I have some rather controversial views about the South African venture capital scene. I think its poorly developed and it’s very risk averse, so my advice for most people is you actually have to get in and do it yourself, rather than try and sell it to people who are inherently hostile in this industry and, if I can say, inherently ignorant. But the overseas investors who understand the Twitter, Facebook, Airbnb and Uber models are much more open to discussions, and we are seeing a lot of them coming into Africa through all these tech hubs. So it’s the same old story and my advice to other start-ups is to believe in yourself, keep going, don’t take no for an answer, and don’t only rely on local investors.

3. If you were given US$1m to invest in Tuluntulu now, where would it go?

I would invest it in marketing and content.

4. Describe your most exciting entrepreneurial moment.

It’s to see the uptake in the market.

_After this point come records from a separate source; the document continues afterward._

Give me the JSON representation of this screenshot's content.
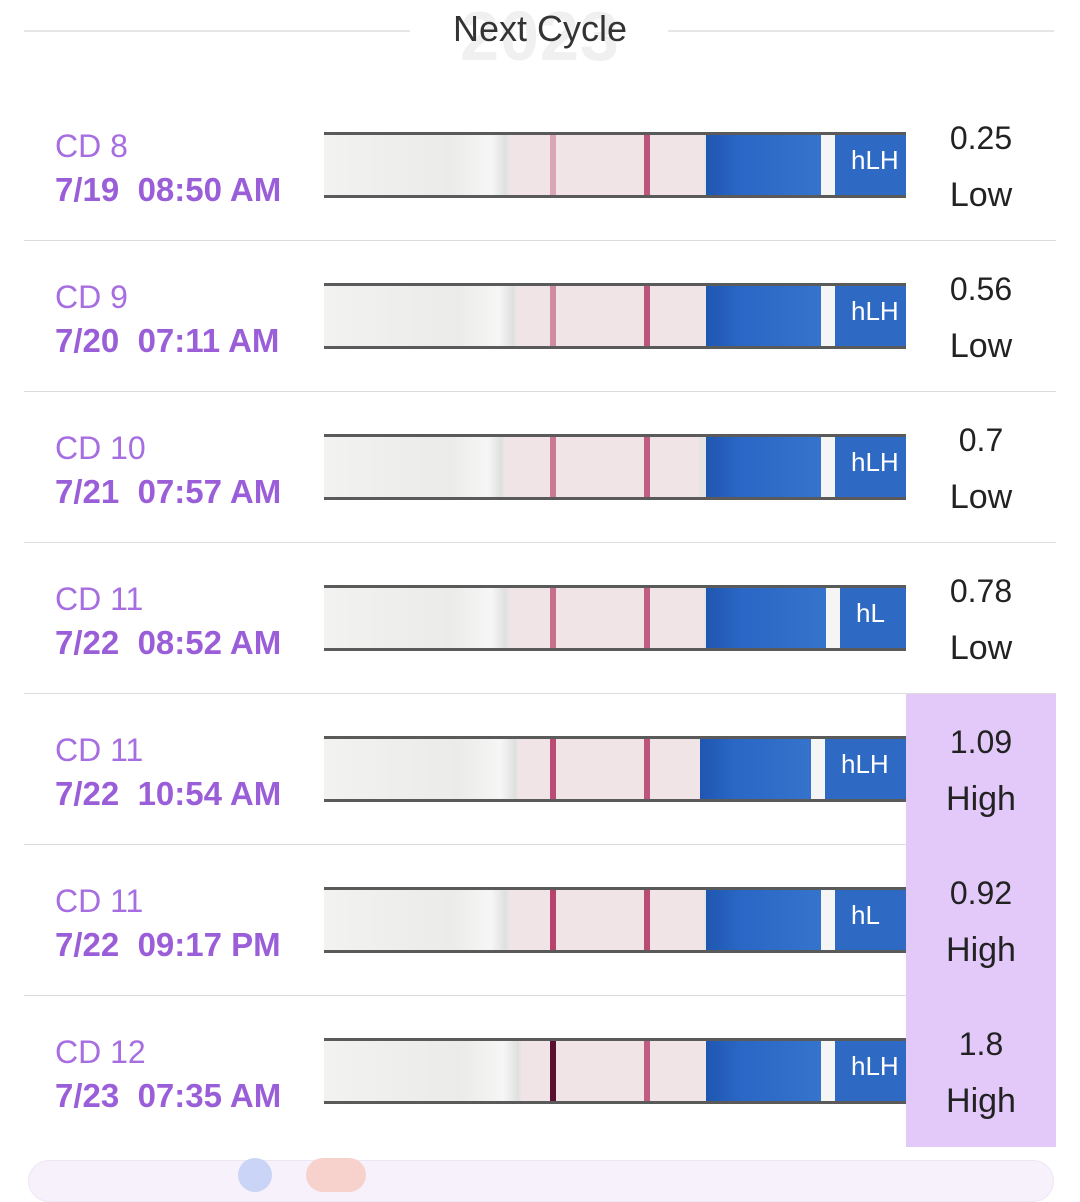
{
  "header": {
    "title": "Next Cycle",
    "watermark": "2023"
  },
  "colors": {
    "accent_purple": "#9b5ed9",
    "high_highlight": "#e2c9fa",
    "test_blue": "#2e6ac4",
    "test_line": "#b0305e"
  },
  "rows": [
    {
      "cd": "CD 8",
      "date": "7/19",
      "time": "08:50 AM",
      "value": "0.25",
      "level": "Low",
      "strip_label": "hLH"
    },
    {
      "cd": "CD 9",
      "date": "7/20",
      "time": "07:11 AM",
      "value": "0.56",
      "level": "Low",
      "strip_label": "hLH"
    },
    {
      "cd": "CD 10",
      "date": "7/21",
      "time": "07:57 AM",
      "value": "0.7",
      "level": "Low",
      "strip_label": "hLH"
    },
    {
      "cd": "CD 11",
      "date": "7/22",
      "time": "08:52 AM",
      "value": "0.78",
      "level": "Low",
      "strip_label": "hL"
    },
    {
      "cd": "CD 11",
      "date": "7/22",
      "time": "10:54 AM",
      "value": "1.09",
      "level": "High",
      "strip_label": "hLH"
    },
    {
      "cd": "CD 11",
      "date": "7/22",
      "time": "09:17 PM",
      "value": "0.92",
      "level": "High",
      "strip_label": "hL"
    },
    {
      "cd": "CD 12",
      "date": "7/23",
      "time": "07:35 AM",
      "value": "1.8",
      "level": "High",
      "strip_label": "hLH"
    }
  ]
}
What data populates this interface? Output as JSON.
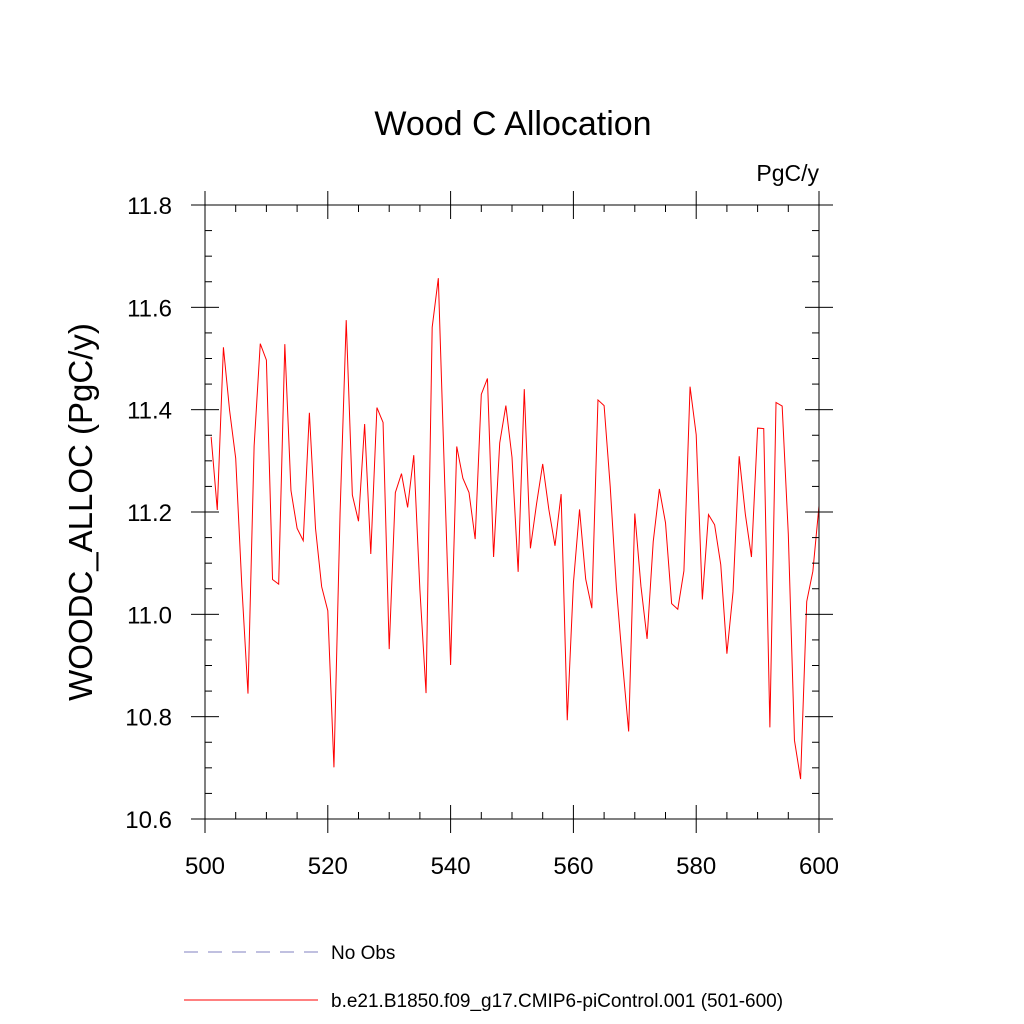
{
  "chart_data": {
    "type": "line",
    "title": "Wood C Allocation",
    "units": "PgC/y",
    "xlabel": "",
    "ylabel": "WOODC_ALLOC  (PgC/y)",
    "xlim": [
      500,
      600
    ],
    "ylim": [
      10.6,
      11.8
    ],
    "x_ticks": [
      "500",
      "520",
      "540",
      "560",
      "580",
      "600"
    ],
    "y_ticks": [
      "10.6",
      "10.8",
      "11.0",
      "11.2",
      "11.4",
      "11.6",
      "11.8"
    ],
    "grid": false,
    "legend_position": "bottom",
    "series": [
      {
        "name": "No Obs",
        "color": "#8080c0",
        "style": "dashed",
        "x": [],
        "y": []
      },
      {
        "name": "b.e21.B1850.f09_g17.CMIP6-piControl.001 (501-600)",
        "color": "#ff0000",
        "style": "solid",
        "x": [
          501,
          502,
          503,
          504,
          505,
          506,
          507,
          508,
          509,
          510,
          511,
          512,
          513,
          514,
          515,
          516,
          517,
          518,
          519,
          520,
          521,
          522,
          523,
          524,
          525,
          526,
          527,
          528,
          529,
          530,
          531,
          532,
          533,
          534,
          535,
          536,
          537,
          538,
          539,
          540,
          541,
          542,
          543,
          544,
          545,
          546,
          547,
          548,
          549,
          550,
          551,
          552,
          553,
          554,
          555,
          556,
          557,
          558,
          559,
          560,
          561,
          562,
          563,
          564,
          565,
          566,
          567,
          568,
          569,
          570,
          571,
          572,
          573,
          574,
          575,
          576,
          577,
          578,
          579,
          580,
          581,
          582,
          583,
          584,
          585,
          586,
          587,
          588,
          589,
          590,
          591,
          592,
          593,
          594,
          595,
          596,
          597,
          598,
          599,
          600
        ],
        "y": [
          11.347,
          11.204,
          11.522,
          11.399,
          11.305,
          11.055,
          10.845,
          11.329,
          11.529,
          11.497,
          11.068,
          11.059,
          11.528,
          11.242,
          11.168,
          11.144,
          11.394,
          11.168,
          11.054,
          11.007,
          10.701,
          11.198,
          11.575,
          11.233,
          11.182,
          11.372,
          11.118,
          11.404,
          11.375,
          10.932,
          11.238,
          11.275,
          11.209,
          11.311,
          11.048,
          10.846,
          11.561,
          11.657,
          11.273,
          10.901,
          11.328,
          11.266,
          11.238,
          11.147,
          11.43,
          11.461,
          11.112,
          11.335,
          11.408,
          11.307,
          11.083,
          11.44,
          11.129,
          11.216,
          11.294,
          11.205,
          11.134,
          11.235,
          10.793,
          11.061,
          11.205,
          11.069,
          11.012,
          11.419,
          11.408,
          11.249,
          11.052,
          10.905,
          10.771,
          11.197,
          11.055,
          10.952,
          11.142,
          11.245,
          11.179,
          11.021,
          11.01,
          11.085,
          11.445,
          11.351,
          11.029,
          11.195,
          11.175,
          11.097,
          10.923,
          11.044,
          11.309,
          11.196,
          11.112,
          11.364,
          11.363,
          10.779,
          11.414,
          11.407,
          11.157,
          10.754,
          10.678,
          11.025,
          11.084,
          11.212
        ]
      }
    ]
  }
}
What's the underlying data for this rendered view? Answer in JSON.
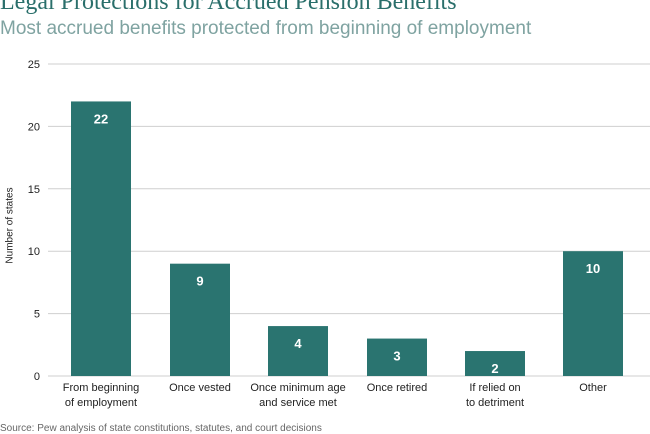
{
  "chart_data": {
    "type": "bar",
    "title": "Legal Protections for Accrued Pension Benefits",
    "subtitle": "Most accrued benefits protected from beginning of employment",
    "ylabel": "Number of states",
    "xlabel": "",
    "categories": [
      [
        "From beginning",
        "of employment"
      ],
      [
        "Once vested"
      ],
      [
        "Once minimum age",
        "and service met"
      ],
      [
        "Once retired"
      ],
      [
        "If relied on",
        "to detriment"
      ],
      [
        "Other"
      ]
    ],
    "values": [
      22,
      9,
      4,
      3,
      2,
      10
    ],
    "ylim": [
      0,
      25
    ],
    "yticks": [
      0,
      5,
      10,
      15,
      20,
      25
    ],
    "grid": true,
    "bar_color": "#2a7470",
    "source": "Source: Pew analysis of state constitutions, statutes, and court decisions"
  }
}
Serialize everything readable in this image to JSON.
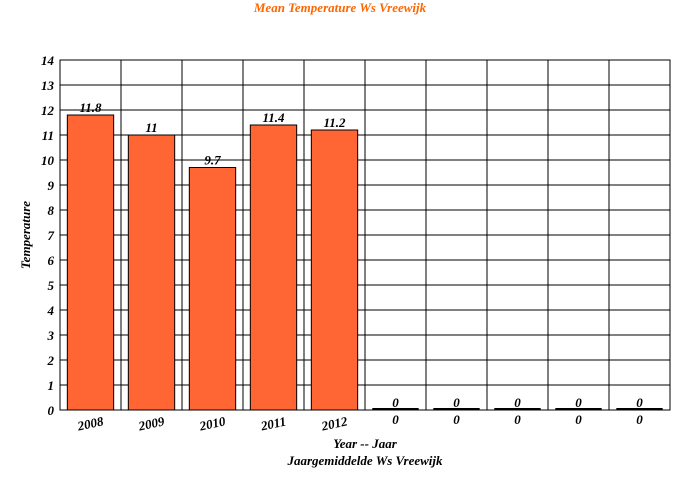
{
  "chart_data": {
    "type": "bar",
    "title": "Mean Temperature Ws Vreewijk",
    "ylabel": "Temperature",
    "xlabel": "Year -- Jaar",
    "xlabel2": "Jaargemiddelde Ws Vreewijk",
    "ylim": [
      0,
      14
    ],
    "yticks": [
      0,
      1,
      2,
      3,
      4,
      5,
      6,
      7,
      8,
      9,
      10,
      11,
      12,
      13,
      14
    ],
    "categories": [
      "2008",
      "2009",
      "2010",
      "2011",
      "2012",
      "0",
      "0",
      "0",
      "0",
      "0"
    ],
    "values": [
      11.8,
      11,
      9.7,
      11.4,
      11.2,
      0,
      0,
      0,
      0,
      0
    ],
    "data_labels": [
      "11.8",
      "11",
      "9.7",
      "11.4",
      "11.2",
      "0",
      "0",
      "0",
      "0",
      "0"
    ],
    "bar_color": "#ff6633",
    "title_color": "#ff6600",
    "grid": true
  }
}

To actually put money into [advertising on] Facebook and just see the app take off. So for example we did a little test and we started to market via social media in Nigeria and the uptake was instant and huge. And that was massively exciting.

5. Your biggest mistake concerning your start-up?

Outsourcing marketing to marketing experts was a mistake. When we started doing it ourselves it was the best thing we did. Why? Well I think there is a lot of new stuff happening in Africa. It’s an unknown frontier, and there are a lot of perceptions about it that I think are wrong. The so-called experts have not got it right, they are also learning. So it’s better to learn yourself than to outsource it and triple the cost to use somebody else who actually can’t do it any better than you.

And another mistake was to assume that there wasn’t sufficient African content. On further investigation and digging and marketing, [I found] there is a huge desire for Africans to tell their own story, and in fact a lot of content exists.